The Child Mortality Review Panel collaborates with the Minnesota Department of Health to study Sudden Unexplained Infant Deaths and Sudden Deaths in the Young to learn from the cases ways that may help to prevent future deaths.
Standardized data reporting forms are completed for all state reviews. Data from state reviews is entered into the National Center for Child Death Review Case Reporting System.
The Minnesota Child Mortality Review Panel has partnered with the Minnesota Department of Health to promote infant and child safety messages. Local reviews have resulted in changes to local policy or practice including better collaboration between child welfare partners and local agencies.
Minnesota Child Mortality Review has authority to conduct reviews through Minnesota Statutes section 256.01, subdivision 12. The Minnesota Child Fatality/near Fatality On-site Review process is authorized in Minnesota Statutes section 256.01, Subd. 12a. Additional guidelines for mortality reviews are described in the Minnesota Administrative Rule 9560.0232, Subpart 5.
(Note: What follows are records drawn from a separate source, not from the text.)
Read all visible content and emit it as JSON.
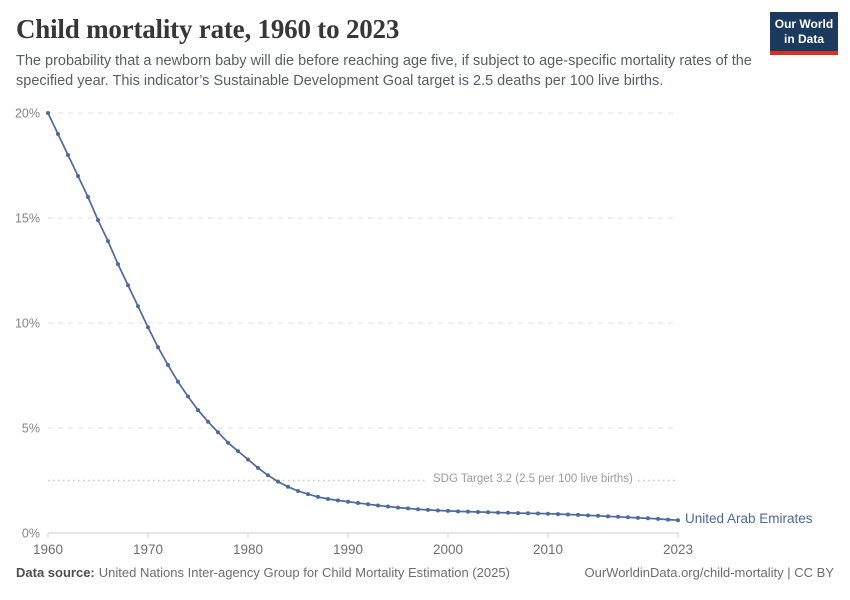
{
  "header": {
    "title": "Child mortality rate, 1960 to 2023",
    "subtitle": "The probability that a newborn baby will die before reaching age five, if subject to age-specific mortality rates of the specified year. This indicator’s Sustainable Development Goal target is 2.5 deaths per 100 live births."
  },
  "logo": {
    "line1": "Our World",
    "line2": "in Data",
    "bg_color": "#1b3a5e",
    "bar_color": "#d93025"
  },
  "footer": {
    "source_label": "Data source:",
    "source_text": "United Nations Inter-agency Group for Child Mortality Estimation (2025)",
    "link_text": "OurWorldinData.org/child-mortality | CC BY"
  },
  "chart_data": {
    "type": "line",
    "title": "Child mortality rate, 1960 to 2023",
    "xlabel": "",
    "ylabel": "",
    "xlim": [
      1960,
      2023
    ],
    "ylim": [
      0,
      20
    ],
    "grid": "horizontal-dashed",
    "legend_position": "end-of-line",
    "x": [
      1960,
      1961,
      1962,
      1963,
      1964,
      1965,
      1966,
      1967,
      1968,
      1969,
      1970,
      1971,
      1972,
      1973,
      1974,
      1975,
      1976,
      1977,
      1978,
      1979,
      1980,
      1981,
      1982,
      1983,
      1984,
      1985,
      1986,
      1987,
      1988,
      1989,
      1990,
      1991,
      1992,
      1993,
      1994,
      1995,
      1996,
      1997,
      1998,
      1999,
      2000,
      2001,
      2002,
      2003,
      2004,
      2005,
      2006,
      2007,
      2008,
      2009,
      2010,
      2011,
      2012,
      2013,
      2014,
      2015,
      2016,
      2017,
      2018,
      2019,
      2020,
      2021,
      2022,
      2023
    ],
    "series": [
      {
        "name": "United Arab Emirates",
        "color": "#4c6a9c",
        "unit": "% of newborns dying before age five",
        "values": [
          20.0,
          19.0,
          18.0,
          17.0,
          16.0,
          14.9,
          13.9,
          12.8,
          11.8,
          10.8,
          9.8,
          8.85,
          8.0,
          7.2,
          6.5,
          5.85,
          5.3,
          4.8,
          4.3,
          3.9,
          3.5,
          3.1,
          2.75,
          2.45,
          2.2,
          2.0,
          1.85,
          1.72,
          1.62,
          1.55,
          1.49,
          1.43,
          1.37,
          1.31,
          1.26,
          1.21,
          1.17,
          1.13,
          1.1,
          1.07,
          1.05,
          1.03,
          1.02,
          1.0,
          0.99,
          0.97,
          0.96,
          0.95,
          0.94,
          0.93,
          0.92,
          0.9,
          0.88,
          0.86,
          0.84,
          0.82,
          0.79,
          0.77,
          0.75,
          0.72,
          0.7,
          0.67,
          0.64,
          0.61
        ]
      }
    ],
    "y_ticks": [
      {
        "value": 0,
        "label": "0%"
      },
      {
        "value": 5,
        "label": "5%"
      },
      {
        "value": 10,
        "label": "10%"
      },
      {
        "value": 15,
        "label": "15%"
      },
      {
        "value": 20,
        "label": "20%"
      }
    ],
    "x_ticks": [
      {
        "value": 1960,
        "label": "1960"
      },
      {
        "value": 1970,
        "label": "1970"
      },
      {
        "value": 1980,
        "label": "1980"
      },
      {
        "value": 1990,
        "label": "1990"
      },
      {
        "value": 2000,
        "label": "2000"
      },
      {
        "value": 2010,
        "label": "2010"
      },
      {
        "value": 2023,
        "label": "2023"
      }
    ],
    "sdg_line": {
      "value": 2.5,
      "label": "SDG Target 3.2 (2.5 per 100 live births)"
    },
    "colors": {
      "series": "#4c6a9c",
      "gridline": "#e0e0e0",
      "axis": "#cdcdcd",
      "sdg_line": "#c4c4c4"
    }
  }
}
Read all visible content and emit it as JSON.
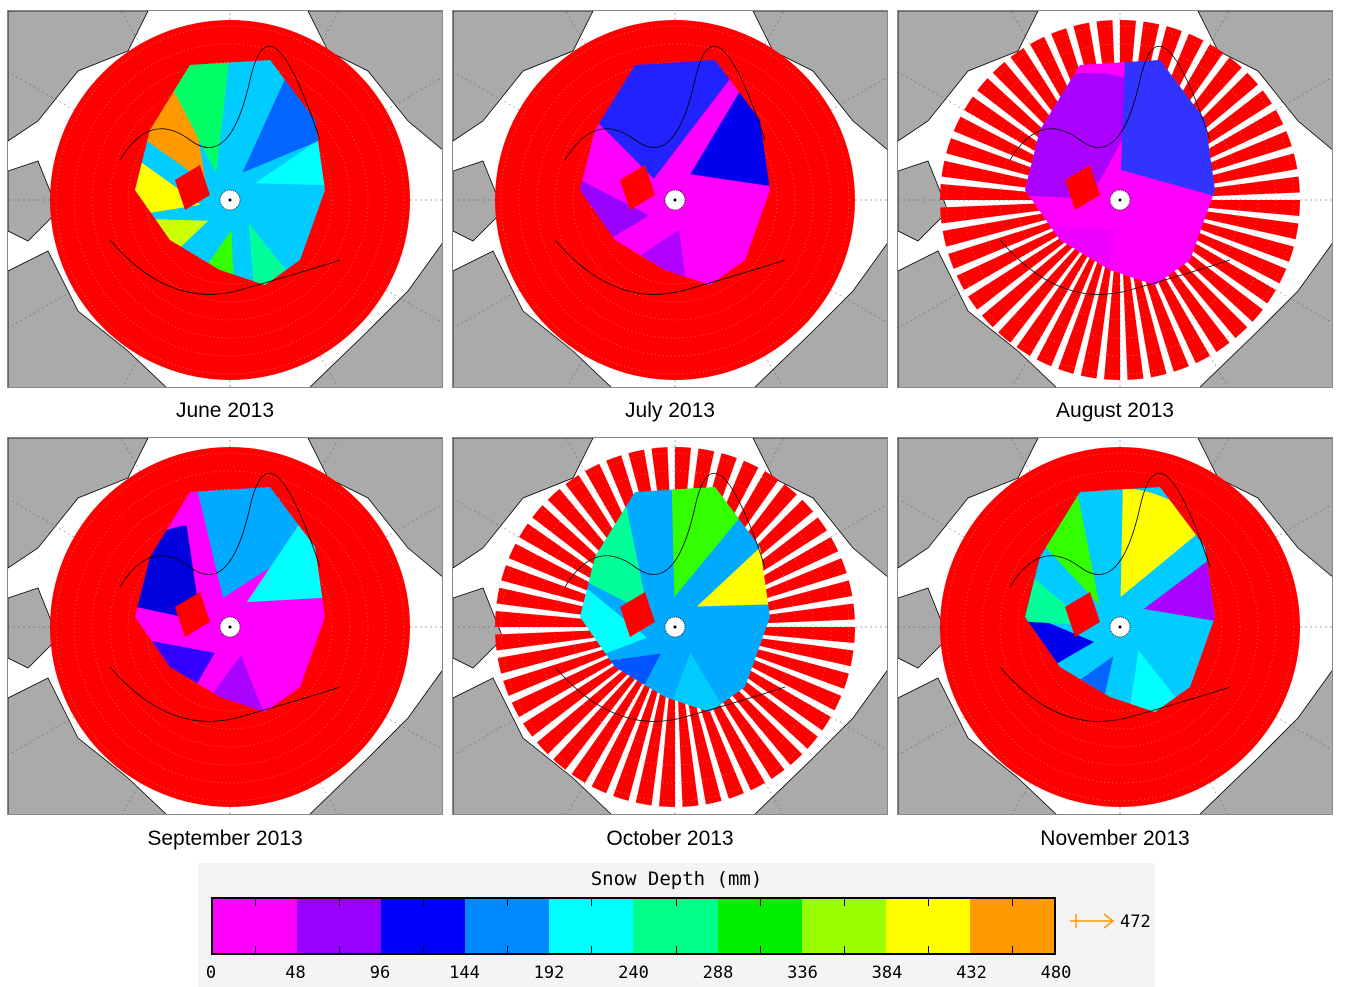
{
  "panels": [
    {
      "caption": "June 2013",
      "spokes": "solid",
      "palette": [
        "#00ccff",
        "#00ff99",
        "#33ff00",
        "#ccff00",
        "#ffff00",
        "#ff9900",
        "#00ff66",
        "#0066ff",
        "#00ffff"
      ]
    },
    {
      "caption": "July 2013",
      "spokes": "solid",
      "palette": [
        "#ff00ff",
        "#b000ff",
        "#9900ff",
        "#2222ff",
        "#0000ee"
      ]
    },
    {
      "caption": "August 2013",
      "spokes": "gapped",
      "palette": [
        "#ff00ff",
        "#ee00ff",
        "#aa00ff",
        "#3333ff"
      ]
    },
    {
      "caption": "September 2013",
      "spokes": "solid",
      "palette": [
        "#ff00ff",
        "#aa00ff",
        "#3300ff",
        "#0000dd",
        "#00aaff",
        "#00ffff"
      ]
    },
    {
      "caption": "October 2013",
      "spokes": "gapped",
      "palette": [
        "#00aaff",
        "#00ccff",
        "#0055ff",
        "#00ffff",
        "#00ff99",
        "#33ff00",
        "#ffff00"
      ]
    },
    {
      "caption": "November 2013",
      "spokes": "solid",
      "palette": [
        "#00ccff",
        "#00ffff",
        "#0066ff",
        "#0000ee",
        "#00ff99",
        "#33ff00",
        "#ffff00",
        "#aa00ff"
      ]
    }
  ],
  "legend": {
    "title": "Snow Depth (mm)",
    "colors": [
      "#ff00ff",
      "#9900ff",
      "#0000ff",
      "#0088ff",
      "#00ffff",
      "#00ff88",
      "#00ee00",
      "#99ff00",
      "#ffff00",
      "#ff9900"
    ],
    "ticks": [
      "0",
      "48",
      "96",
      "144",
      "192",
      "240",
      "288",
      "336",
      "384",
      "432",
      "480"
    ],
    "overflow_value": "472",
    "overflow_arrow_color": "#ff9900"
  },
  "map_colors": {
    "land": "#aaaaaa",
    "ocean": "#ffffff",
    "no_data": "#ff0000"
  }
}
Training aimed at child protection staff responsible for conducting reviews of child fatalities and near fatalities is provided to local agency staff and panel members on a periodic basis (training was provided in July 2016). Technical assistance is provided to counties regarding local reviews whenever needed.
Highly specialized training for conducting the systematic critical incident review process was provided for Department staff and fifteen county and tribal child welfare supervisors in 2017.